Today (November 9), Co-Chairman William Reilly's issued an opening statement summarizing his feeling on the previous day's hearing and the Commissions investigation thus far. Co-Chairman Bob Graham's was expected to release a statement later today at the completion of the hearing. Co-Chairman Reilly said the presentations and examinations covered in the November 8 session uncovered a suite of bad decisions which he listed as follows: failed cement tests, premature removal of muds underbalancing the well, a negative pressure test that failed but was adjudged a success, apparent inattention, distraction or misreading of a key indicator that gas was rising toward the rig.
He said, "Our investigative team did not ascribe motive to any of those decisions and reported that they found no evidence that those flawed decisions were made to save money. They didn't rule out cost, just said they weren't prepared to attribute mercenary motives to men who cannot speak for themselves because they are not alive. But the story they told is ghastly: one bad call after another.
"Whatever else we learned and saw yesterday is emphatically not a culture of safety on that rig. I referred to a culture of complacency and speaking for myself, all these companies we heard from displayed it. And to me the fact that each company is responsible for one or more egregiously bad decision, we're closing in on the answer to the question I posed at the outset of yesterday's hearing, whether the Macondo disaster was a unique event, the result of special challenges and circumstances, or indicates something larger, a systemic problem in the oil and gas industry.
"BP, Halliburton and Transocean are major respected companies operating throughout the Gulf and the evidence is they are in need of top-to-bottom reform. We are aware of what appeared to be a rush to completion at Macondo, and one must ask whether the drive came from that made people determine they couldn't wait for sound cement, or the right centralizers. We know a safety culture must be led from the top, and permeate a company. The Commission is looking beyond the rig to the months and years before. BP has been notoriously challenged on matters of process safety. Other companies may not be so challenged and today we will hear from two whose reputations for safety and environmental protection are exemplary.
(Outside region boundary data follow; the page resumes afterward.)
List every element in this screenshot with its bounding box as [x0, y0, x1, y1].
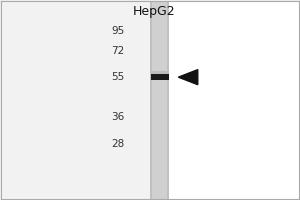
- Bar: [1, 1, 150, 199]
- Bar: [152, 71, 167, 74]
- Text: 72: 72: [111, 46, 124, 56]
- Bar: [150, 1, 170, 199]
- Text: 95: 95: [111, 26, 124, 36]
- Bar: [152, 1, 167, 199]
- Bar: [169, 1, 299, 199]
- Text: HepG2: HepG2: [133, 5, 176, 18]
- Text: 36: 36: [111, 112, 124, 122]
- Text: 55: 55: [111, 72, 124, 82]
- Polygon shape: [178, 70, 198, 85]
- Bar: [151, 74, 169, 80]
- Text: 28: 28: [111, 139, 124, 149]
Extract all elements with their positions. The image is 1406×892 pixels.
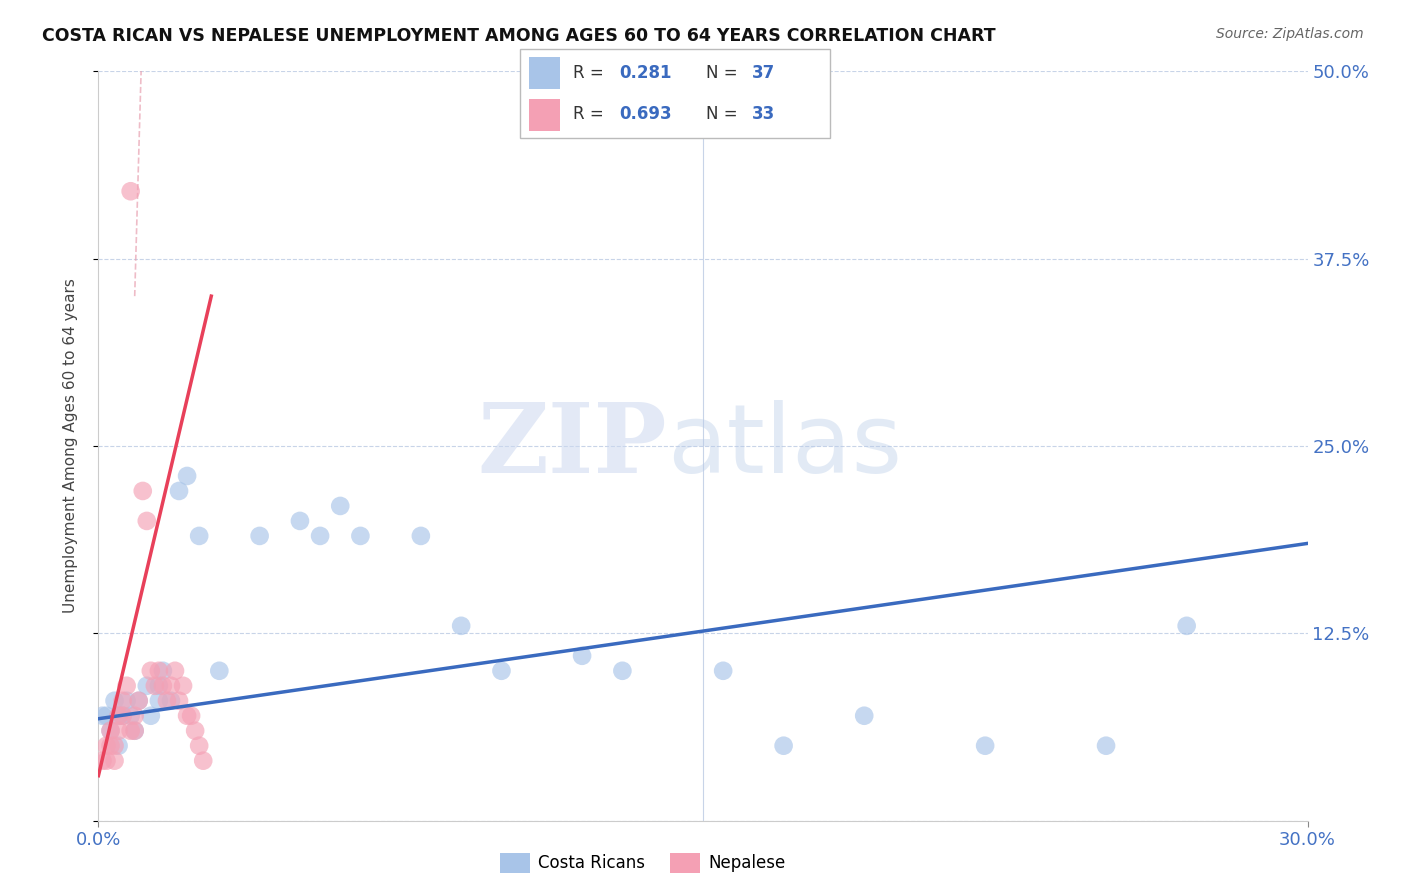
Point (167, 694, 190, 708)
Point (96, 754, 118, 768)
Text: 37: 37 (752, 64, 776, 82)
Point (103, 739, 125, 753)
Point (143, 679, 166, 693)
Point (571, 648, 593, 663)
Point (100, 723, 122, 738)
Point (176, 708, 198, 723)
Point (100, 723, 122, 738)
Point (115, 679, 138, 693)
Point (128, 694, 150, 708)
Point (148, 694, 170, 708)
Point (450, 619, 472, 633)
Point (100, 739, 122, 753)
Point (124, 723, 146, 738)
Point (1095, 739, 1118, 753)
FancyBboxPatch shape (520, 49, 830, 138)
Point (1175, 619, 1198, 633)
Point (111, 694, 134, 708)
Point (128, 694, 150, 708)
Text: Source: ZipAtlas.com: Source: ZipAtlas.com (1216, 27, 1364, 41)
Point (135, 514, 157, 528)
Point (409, 529, 432, 543)
FancyBboxPatch shape (530, 99, 561, 131)
Point (180, 708, 202, 723)
Point (135, 679, 157, 693)
Legend: Costa Ricans, Nepalese: Costa Ricans, Nepalese (494, 847, 792, 880)
Point (184, 723, 207, 738)
Text: 0.693: 0.693 (619, 105, 672, 123)
Point (91, 754, 114, 768)
Point (148, 679, 170, 693)
Y-axis label: Unemployment Among Ages 60 to 64 years: Unemployment Among Ages 60 to 64 years (63, 278, 77, 614)
Point (152, 664, 174, 678)
Point (107, 723, 129, 738)
Point (120, 723, 142, 738)
Point (152, 679, 174, 693)
Point (96, 739, 118, 753)
Point (309, 529, 332, 543)
Point (107, 739, 129, 753)
Point (107, 708, 129, 723)
Point (139, 708, 162, 723)
Text: COSTA RICAN VS NEPALESE UNEMPLOYMENT AMONG AGES 60 TO 64 YEARS CORRELATION CHART: COSTA RICAN VS NEPALESE UNEMPLOYMENT AMO… (42, 27, 995, 45)
Point (288, 514, 311, 528)
Point (349, 529, 371, 543)
Point (124, 708, 146, 723)
Text: N =: N = (706, 105, 742, 123)
Point (208, 664, 231, 678)
Point (163, 664, 186, 678)
Point (148, 664, 170, 678)
Point (711, 664, 734, 678)
Text: 0.281: 0.281 (619, 64, 672, 82)
Point (176, 469, 198, 483)
Text: R =: R = (572, 64, 609, 82)
FancyBboxPatch shape (530, 57, 561, 89)
Point (120, 708, 142, 723)
Point (103, 694, 125, 708)
Point (103, 754, 125, 768)
Point (172, 679, 194, 693)
Point (115, 694, 138, 708)
Point (167, 483, 190, 498)
Point (853, 708, 876, 723)
Point (120, 184, 142, 198)
Point (188, 529, 211, 543)
Point (612, 664, 634, 678)
Point (188, 739, 211, 753)
Point (107, 708, 129, 723)
Point (132, 483, 155, 498)
Point (329, 499, 352, 513)
Point (96, 708, 118, 723)
Point (491, 664, 513, 678)
Point (111, 708, 134, 723)
Text: ZIP: ZIP (477, 399, 666, 493)
Point (974, 739, 997, 753)
Text: R =: R = (572, 105, 609, 123)
Text: 33: 33 (752, 105, 776, 123)
Point (111, 708, 134, 723)
Point (249, 529, 271, 543)
Point (772, 739, 794, 753)
Point (91, 708, 114, 723)
Point (160, 694, 183, 708)
Text: N =: N = (706, 64, 742, 82)
Point (156, 694, 179, 708)
Text: atlas: atlas (666, 400, 901, 492)
Point (160, 679, 183, 693)
Point (139, 664, 162, 678)
Point (193, 754, 215, 768)
Point (124, 723, 146, 738)
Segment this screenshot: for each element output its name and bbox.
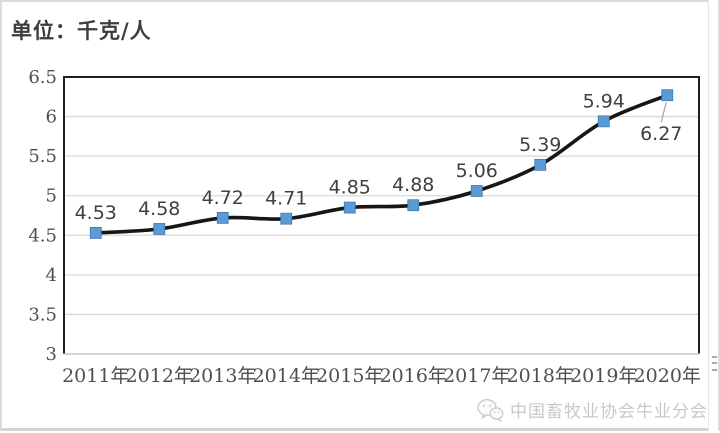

"They will tell us, I believe, that safety and efficiency reinforce one another, and that their safety cultures have contributed to their profitability. Both companies and their safety/risk management systems have received extensive examination by the Commission's staff in meetings I have attended. They are impressive. Nevertheless, their rigs have been shut down in the Gulf this summer because of the performance of other companies. This has led the Commission to learn from the nuclear industry which has an institute that promotes best practices, reinforces regulations, and polices the laggards. So if yesterday we heard from the laggards, today we hope to learn from the leaders -- companies which learned from their own crises and disasters and rose to become standard setters."
The Commission issued a summary listing of "Preliminary Conclusions Technical," along with extensive technical backup information. The summary is as follows:
- Flow path was exclusively through shoe track and up through casing.
- Cement (potentially contaminated or displaced by other materials) in shoe track and in some portion of annular space failed to isolate hydrocarbons.
- Pre-job laboratory data should have prompted redesign of cement slurry.
- Cement evaluation tools might have identified cementing failure, but most operators would not have run tools at that time. They would have relied on the negative pressure test.
- Negative pressure test repeatedly showed that primary cement job had not isolated hydrocarbons.
- Despite those results, BP and TO personnel treated negative pressure test as a complete success.
- BP's temporary abandonment procedures introduced additional risk.
- Number of simultaneous activities and nature of flow monitoring equipment made kick detection more difficult during riser displacement.
- Nevertheless, kick indications were clear enough that if observed would have allowed the rig crew to have responded earlier.
- Once the rig crew recognized the influx, there were several options that might have prevented or delayed the explosion and/or shut in the well.
- Diverting overboard might have prevented or delayed the explosion. Triggering the EDS prior to the explosion might have shut in the well and limited the impact of any explosion and/or the blowout.
- Technical conclusions regarding BOP should await results of forensic BOP examination and testing.
- No evidence at this time to suggest that there was a conscious decision to sacrifice safety concerns to save money.